Nel Libro tibetano dei morti parla un trapassato, rivolto alla dea Maat (la Giustizia) e al dio Toth (il sapiente inventore della scrittura, e pure psicopompo, trasportatore delle anime, affine al greco Hermes). L’uomo dice di sé:
Io vivo di verità, io mi sono conciliato Dio col mio amore: io ho dato pane all’affamato, dell’acqua all’assetato, dei vestiti a chi era nudo.
Anche ne L’Apocalisse troviamo un angelo su un cavallo nero che tiene in mano una bilancia. Da sempre le anime vengono pesate, valutate dalle potenze celesti.
È entusiasmante compiere il viaggio dalla terra al cielo eterno che l’antichissima cultura ha promesso ad ogni uomo di qualunque classe sociale con la "psicostasia" o "pesatura del cuore", posto sulla bilancia di Osiride, giudice dell’aldilà. Il cuore doveva essere leggero come una piuma, retto e giusto, perché l’anima vivesse in eterno.
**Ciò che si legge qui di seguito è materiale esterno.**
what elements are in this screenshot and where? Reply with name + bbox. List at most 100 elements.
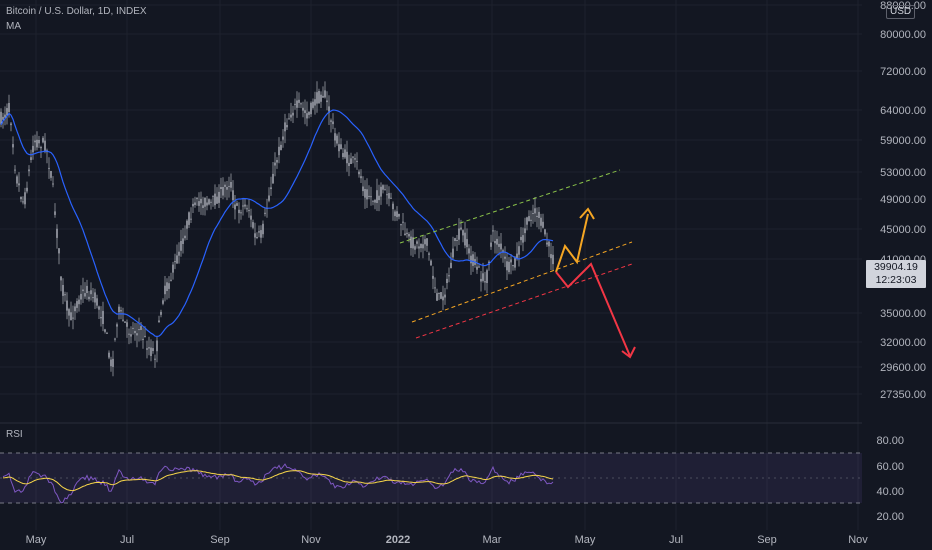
candle-body	[68, 309, 70, 316]
time-tick-label: Nov	[848, 534, 868, 546]
currency-button[interactable]: USD	[886, 5, 916, 19]
candle-body	[122, 319, 124, 321]
candle-body	[448, 275, 450, 277]
candle-body	[20, 197, 22, 200]
candle-body	[56, 228, 58, 238]
projection-arrows	[555, 207, 636, 359]
rsi-tick-label: 60.00	[876, 461, 904, 473]
candle-body	[418, 246, 420, 249]
candle-body	[536, 215, 538, 217]
candle-body	[136, 333, 138, 336]
candle-body	[374, 199, 376, 203]
price-axis[interactable]: 88000.0080000.0072000.0064000.0059000.00…	[880, 0, 926, 401]
candle-body	[534, 208, 536, 214]
candle-body	[396, 211, 398, 218]
candle-body	[180, 241, 182, 251]
candle-body	[550, 254, 552, 259]
candle-body	[244, 204, 246, 207]
candle-body	[176, 255, 178, 264]
candle-body	[170, 279, 172, 281]
candle-body	[406, 232, 408, 234]
candle-body	[84, 293, 86, 297]
candle-body	[464, 232, 466, 246]
candle-body	[88, 296, 90, 300]
candle-body	[202, 205, 204, 208]
candle-body	[232, 190, 234, 201]
candle-body	[254, 233, 256, 238]
moving-average-line	[0, 109, 554, 338]
candle-body	[4, 114, 6, 118]
candle-body	[268, 195, 270, 201]
rsi-indicator-label[interactable]: RSI	[6, 429, 23, 440]
rsi-pane	[0, 452, 862, 504]
candle-body	[320, 94, 322, 102]
price-tick-label: 72000.00	[880, 66, 926, 78]
price-tick-label: 32000.00	[880, 337, 926, 349]
candle-body	[12, 144, 14, 148]
candle-body	[310, 102, 312, 115]
time-tick-label: May	[26, 534, 47, 546]
candle-body	[304, 110, 306, 113]
candle-body	[428, 253, 430, 255]
candle-body	[490, 242, 492, 247]
candle-body	[360, 176, 362, 179]
candle-body	[408, 234, 410, 237]
candle-body	[290, 114, 292, 118]
candle-body	[458, 228, 460, 240]
symbol-title: Bitcoin / U.S. Dollar, 1D, INDEX	[6, 6, 147, 17]
candle-body	[132, 327, 134, 329]
rsi-tick-label: 40.00	[876, 486, 904, 498]
candle-body	[370, 196, 372, 198]
candle-body	[402, 221, 404, 223]
candle-body	[552, 254, 554, 265]
ma-indicator-label[interactable]: MA	[6, 21, 21, 32]
time-tick-label: Nov	[301, 534, 321, 546]
candle-body	[78, 299, 80, 305]
candle-body	[522, 235, 524, 243]
candle-body	[366, 189, 368, 200]
candle-body	[76, 301, 78, 308]
candle-body	[434, 287, 436, 289]
candle-body	[248, 210, 250, 212]
candle-body	[118, 306, 120, 313]
candle-body	[226, 187, 228, 190]
candle-body	[102, 310, 104, 324]
candle-body	[234, 204, 236, 210]
candle-body	[472, 254, 474, 266]
candle-body	[206, 202, 208, 206]
candle-body	[378, 195, 380, 201]
candle-body	[186, 220, 188, 229]
candle-body	[256, 237, 258, 238]
candle-body	[410, 236, 412, 248]
candle-body	[468, 248, 470, 254]
candle-body	[190, 218, 192, 220]
candle-body	[188, 212, 190, 225]
candle-body	[114, 338, 116, 340]
candle-body	[424, 239, 426, 245]
rsi-axis[interactable]: 80.00 60.00 40.00 20.00	[876, 435, 904, 523]
candle-body	[208, 199, 210, 205]
candle-body	[104, 329, 106, 332]
candle-body	[484, 281, 486, 283]
candle-body	[100, 317, 102, 319]
bar-countdown: 12:23:03	[875, 274, 917, 286]
candle-body	[14, 169, 16, 171]
candle-body	[50, 171, 52, 178]
time-axis[interactable]: May Jul Sep Nov 2022 Mar May Jul Sep Nov	[26, 534, 869, 546]
candle-body	[316, 92, 318, 104]
candle-body	[520, 236, 522, 241]
candle-body	[308, 111, 310, 115]
time-tick-label: May	[575, 534, 596, 546]
candle-body	[8, 103, 10, 112]
bullish-arrowhead	[579, 207, 595, 220]
candle-body	[48, 167, 50, 169]
candle-body	[336, 135, 338, 144]
candle-body	[242, 205, 244, 207]
candle-body	[438, 292, 440, 294]
candle-body	[200, 198, 202, 204]
candle-body	[300, 103, 302, 105]
candle-body	[466, 239, 468, 248]
time-tick-label: Sep	[210, 534, 230, 546]
candle-body	[36, 139, 38, 148]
Diversamente un mostro divorava il cuore.
Una tradizione appare pure nei testi delle piramidi della V dinastia ed è questa: che i morti sono giudicati secondo quanto hanno fatto e che devono essere inscritti nel libro dell’altro mondo per avervi un’esistenza assicurata.
L’autore si occupa a lungo di questioni filologiche. Geroglifici è il nome che venne dato alla misteriosa scrittura da Clemente Alessandrino nel II secolo d. C., dal greco hieroglyphikà, che significa “lettere sacre incise”. Il padre della Chiesa comprese che gli ideogrammi dovevano essere distinti in simbolici e fonetici, questi ultimi da lui chiamati “sirologici”. La grande avventura interpretativa era iniziata.
Fondamentale al riguardo è stata la scoperta della stele di Rosetta (una città) o “tavola smeraldina" nel 1789, da un ufficiale napoleonico, contenente iscrizioni in tre versioni: geroglifico, demotico e greco antico. La lingua copta è una derivazione del demotico, una specie di stenografia, abbreviazione fonetica dei geroglifici. Senza il copto questi ultimi sarebbero ancora indecifrabili. Lo studioso più illustre del settore è stato Champollion, nel XVIII secolo.
Anche Zeus, nell’Iliade di Omero, usa una bilancia d’oro per pesare la psiche di Achilleed Ettore, ma l’elemento morale qui è meno accentuato, conta essenzialmente il valore del guerriero.